We know the rules and yet we still ignore them. Many of us know the potential implications that come with reusing and forgetting passwords and that we are putting ourselves at greater risk of hacker-related breaches. However, people still struggle to make simple password hygiene part and parcel of their daily routine.

Sharing is not caring

A common practice nowadays that reduces our online security by making hackers’ job all too easy is sharing passwords freely between friends and family across multiple accounts. To get a grasp of the potential extent of the danger, there is a simple rule of thumb that equates the number of accounts where the same password is used with the overall risk of exposure. Put simply, it means that a single security incident can become a major breach with a host of accounts being compromised, with potentially devastating consequences for individuals and businesses alike.  ​

Prevent, don’t repent

Action should not be taken solely when our online security is put in active danger, especially given the heightened threat levels, because prevention is always better than the cure. For those who have been lucky enough to evade the hackers’ best efforts, it’s time to shed any complacency and get the ball rolling on simple and effective approaches, allowing us to get on with our jobs and personal online browsing safely and securely. ​

Early habits live long

Like many things in life, the trick to nurturing strong cyber behaviours starts with education. From a young age, we should be instilling a good understanding of the importance of cybersecurity and laying the foundations of positive behaviours to help build habits that will last a lifetime.

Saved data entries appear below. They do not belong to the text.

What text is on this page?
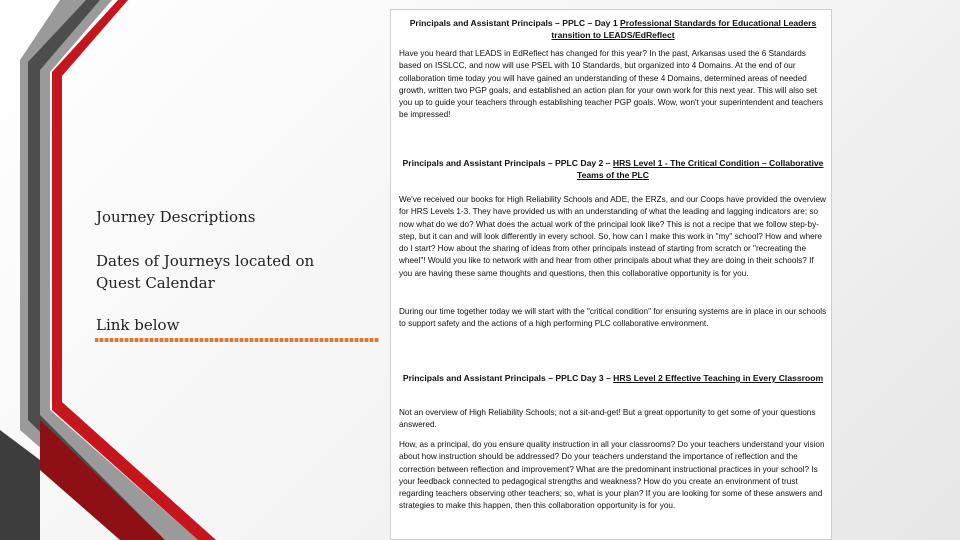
Journey Descriptions
Dates of Journeys located on Quest Calendar
Link below
Principals and Assistant Principals – PPLC – Day 1 Professional Standards for Educational Leaders transition to LEADS/EdReflect
Have you heard that LEADS in EdReflect has changed for this year? In the past, Arkansas used the 6 Standards based on ISSLCC, and now will use PSEL with 10 Standards, but organized into 4 Domains. At the end of our collaboration time today you will have gained an understanding of these 4 Domains, determined areas of needed growth, written two PGP goals, and established an action plan for your own work for this next year. This will also set you up to guide your teachers through establishing teacher PGP goals. Wow, won't your superintendent and teachers be impressed!
Principals and Assistant Principals – PPLC Day 2 – HRS Level 1 - The Critical Condition – Collaborative Teams of the PLC
We've received our books for High Reliability Schools and ADE, the ERZs, and our Coops have provided the overview for HRS Levels 1-3. They have provided us with an understanding of what the leading and lagging indicators are; so now what do we do? What does the actual work of the principal look like? This is not a recipe that we follow step-by-step, but it can and will look differently in every school. So, how can I make this work in "my" school? How and where do I start? How about the sharing of ideas from other principals instead of starting from scratch or "recreating the wheel"! Would you like to network with and hear from other principals about what they are doing in their schools? If you are having these same thoughts and questions, then this collaborative opportunity is for you.
During our time together today we will start with the "critical condition" for ensuring systems are in place in our schools to support safety and the actions of a high performing PLC collaborative environment.
Principals and Assistant Principals – PPLC Day 3 – HRS Level 2 Effective Teaching in Every Classroom
Not an overview of High Reliability Schools; not a sit-and-get! But a great opportunity to get some of your questions answered.
How, as a principal, do you ensure quality instruction in all your classrooms? Do your teachers understand your vision about how instruction should be addressed? Do your teachers understand the importance of reflection and the correction between reflection and improvement? What are the predominant instructional practices in your school? Is your feedback connected to pedagogical strengths and weakness? How do you create an environment of trust regarding teachers observing other teachers; so, what is your plan? If you are looking for some of these answers and strategies to make this happen, then this collaboration opportunity is for you.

But for those who are stuck in their ways of long-term poor password behaviour, how can there be a complete shift in mindset? Scaremongering is certainly not the tactic to use, but it’s important to keep the eyes firmly fixed on the consequences of poor security posture. ​There needs to be a change in modern society’s outdated mindset of shaming people about their poor cybersecurity hygiene. The shift of mindsets needs to be from one where responsibility is with one person or an IT team, to each individual taking ownership of cybersecurity towards part of an established process of adopting a healthy and robust cybersecurity culture.

Collective culture of security

In commercial settings, it should never be any one person’s job to shoulder the responsibility for an entire organisation. Creating new risk-aware and security focused cultures should be top of organisations' to-do lists. The onus is on businesses to lead in this area by showing teams the value of positive cybersecurity habits. As part of this process there needs to be personal and business-wide incentives that ensure that change is brought strategically and structurally.

Password management for all

On both business and consumer levels it’s vital to highlight the benefits of using cutting edge password manager functionality. These now offer an enhanced user experience that has become very user friendly and light touch.

The best of breed password managers feature technologies including biometrics, SSO and federated identity, enabling users to log in to devices and applications without the need to type in a password. Comprehensive password managers also streamline the user experience, while still maintaining a high level of security and complete control for IT and security teams. This improves overall cybersecurity for individuals and staff within businesses while streamlining the experience for all – a combined win-win situation. ​

The path towards a positive password mindset is a relatively easy one, when keeping in mind these considerations. We should all keep in mind that data protection, when paired with human behavioural change, is a potent tool in the fight against hackers, cybercrime and personal losses.